Art & Architecture Library

Technical considerations

The VRC’s images, accessed through the ImageBase, are high-quality JPGs that measure 1280-1600 pixels on the longest side. There are many variables that go in to presenting these and other images well, including the original source's image quality, your computing environment (graphics card, calibration, etc.), the quality of the projector, and the ambient light in classroom. The VRC has a color calibration tool called the Spyder which is available for Art Department faculty check-out.

A quick guide to working with digital images:


A good rule of thumb is to use images between 1200-1600 pixels on the long side. If you would like to zoom you will need an image that is at least 1600 pixels on the long side. Bigger is generally better.

Note that while you can resize large images down to a smaller size, the opposite is not true. You cannot go from small to big without the image becoming pixilated.

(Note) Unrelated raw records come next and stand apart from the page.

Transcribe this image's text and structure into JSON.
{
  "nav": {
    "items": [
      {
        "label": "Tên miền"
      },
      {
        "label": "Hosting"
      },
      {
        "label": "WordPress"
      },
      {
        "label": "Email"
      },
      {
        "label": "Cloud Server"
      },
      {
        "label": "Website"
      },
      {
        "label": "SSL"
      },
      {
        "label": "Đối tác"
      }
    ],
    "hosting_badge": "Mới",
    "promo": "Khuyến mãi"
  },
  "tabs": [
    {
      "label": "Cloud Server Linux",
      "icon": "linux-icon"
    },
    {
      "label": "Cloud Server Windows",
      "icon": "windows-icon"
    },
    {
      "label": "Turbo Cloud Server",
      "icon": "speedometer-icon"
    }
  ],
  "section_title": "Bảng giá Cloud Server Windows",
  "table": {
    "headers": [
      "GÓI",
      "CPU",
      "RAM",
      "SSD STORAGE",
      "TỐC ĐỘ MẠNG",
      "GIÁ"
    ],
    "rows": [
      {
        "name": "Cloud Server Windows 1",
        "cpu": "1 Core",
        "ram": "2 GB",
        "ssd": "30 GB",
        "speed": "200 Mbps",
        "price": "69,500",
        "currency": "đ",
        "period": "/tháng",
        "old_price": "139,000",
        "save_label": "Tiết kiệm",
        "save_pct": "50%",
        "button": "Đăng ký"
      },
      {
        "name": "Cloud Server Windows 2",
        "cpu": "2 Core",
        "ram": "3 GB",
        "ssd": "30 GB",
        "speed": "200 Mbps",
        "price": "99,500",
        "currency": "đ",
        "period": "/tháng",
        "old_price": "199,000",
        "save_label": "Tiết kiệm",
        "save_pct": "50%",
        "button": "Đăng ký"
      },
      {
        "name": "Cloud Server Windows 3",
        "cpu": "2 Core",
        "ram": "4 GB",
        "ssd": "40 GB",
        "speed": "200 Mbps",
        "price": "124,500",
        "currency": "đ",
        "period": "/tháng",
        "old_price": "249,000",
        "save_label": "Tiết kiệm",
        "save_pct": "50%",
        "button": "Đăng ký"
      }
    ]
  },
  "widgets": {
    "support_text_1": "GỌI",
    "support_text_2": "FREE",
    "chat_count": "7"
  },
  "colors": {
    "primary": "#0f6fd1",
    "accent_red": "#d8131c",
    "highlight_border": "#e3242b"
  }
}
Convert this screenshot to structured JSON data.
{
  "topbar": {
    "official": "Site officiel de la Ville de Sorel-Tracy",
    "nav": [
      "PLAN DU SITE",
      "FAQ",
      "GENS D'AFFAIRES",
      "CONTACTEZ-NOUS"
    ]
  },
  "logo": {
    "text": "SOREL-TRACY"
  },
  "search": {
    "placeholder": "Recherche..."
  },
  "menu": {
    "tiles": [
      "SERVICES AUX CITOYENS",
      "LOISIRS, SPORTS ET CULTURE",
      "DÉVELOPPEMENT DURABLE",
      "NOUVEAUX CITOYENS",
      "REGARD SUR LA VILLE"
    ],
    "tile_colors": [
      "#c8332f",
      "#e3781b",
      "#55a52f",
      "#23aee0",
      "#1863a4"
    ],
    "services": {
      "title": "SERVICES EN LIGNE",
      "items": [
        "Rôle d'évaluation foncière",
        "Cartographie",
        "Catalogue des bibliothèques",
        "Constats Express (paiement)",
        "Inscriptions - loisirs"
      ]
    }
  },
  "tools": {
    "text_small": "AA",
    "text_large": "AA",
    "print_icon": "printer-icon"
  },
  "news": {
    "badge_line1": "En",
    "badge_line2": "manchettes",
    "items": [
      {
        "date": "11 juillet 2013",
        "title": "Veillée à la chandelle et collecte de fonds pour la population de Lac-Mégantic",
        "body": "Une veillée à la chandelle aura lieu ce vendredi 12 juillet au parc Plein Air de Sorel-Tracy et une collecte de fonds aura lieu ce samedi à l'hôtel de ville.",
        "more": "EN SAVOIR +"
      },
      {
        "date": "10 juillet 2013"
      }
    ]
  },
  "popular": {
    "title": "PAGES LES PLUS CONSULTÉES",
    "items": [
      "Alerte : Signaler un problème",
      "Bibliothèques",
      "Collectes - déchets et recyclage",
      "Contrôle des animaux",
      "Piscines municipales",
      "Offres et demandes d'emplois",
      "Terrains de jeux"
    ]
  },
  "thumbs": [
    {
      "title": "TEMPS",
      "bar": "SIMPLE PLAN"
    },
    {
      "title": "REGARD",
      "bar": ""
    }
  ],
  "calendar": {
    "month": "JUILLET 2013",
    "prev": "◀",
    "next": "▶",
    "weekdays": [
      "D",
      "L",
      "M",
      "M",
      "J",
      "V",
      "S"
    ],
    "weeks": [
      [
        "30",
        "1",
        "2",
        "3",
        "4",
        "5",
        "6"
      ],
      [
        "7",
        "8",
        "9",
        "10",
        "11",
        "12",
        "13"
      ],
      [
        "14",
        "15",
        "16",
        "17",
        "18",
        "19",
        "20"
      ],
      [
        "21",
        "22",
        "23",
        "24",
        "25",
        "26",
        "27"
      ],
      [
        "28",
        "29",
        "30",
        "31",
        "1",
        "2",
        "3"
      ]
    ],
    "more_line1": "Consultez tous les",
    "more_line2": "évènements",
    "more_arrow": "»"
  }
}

Do not use tiff (TIF) files, as they are too large and may freeze your presentation.

If you use Google Images as your source, sort by "large images" to get good presentation size images. The dimensions will be listed under the image on the search result page. You can choose to search "extra large images" but will likely have to size them down for use in your presentation software.

There are a variety of presentation programs available to use including PowerPoint, Keynote, ARTstor’s Offline Image Viewer, and Prezi.

Creating and editing:

The Art & Architecture Library has flatbed scanners available if you would like to scan your own images. A good setting would be 1200 pixels on the long side, scanned at 150 DPI.

You can use photo editing programs online to downsize large images. Try Photoshop Express, Gimp, or FotoFlexer.

If you have an unidentified image you’d like to find more information for, try a google image search. Go to Google images ( and drag and drop an image into the search box. Please note that this feature only works with Firefox.

This page provides a good discussion of DPI.


To organize images on your personal computer try Picasa, Media Pro, or Lightroom.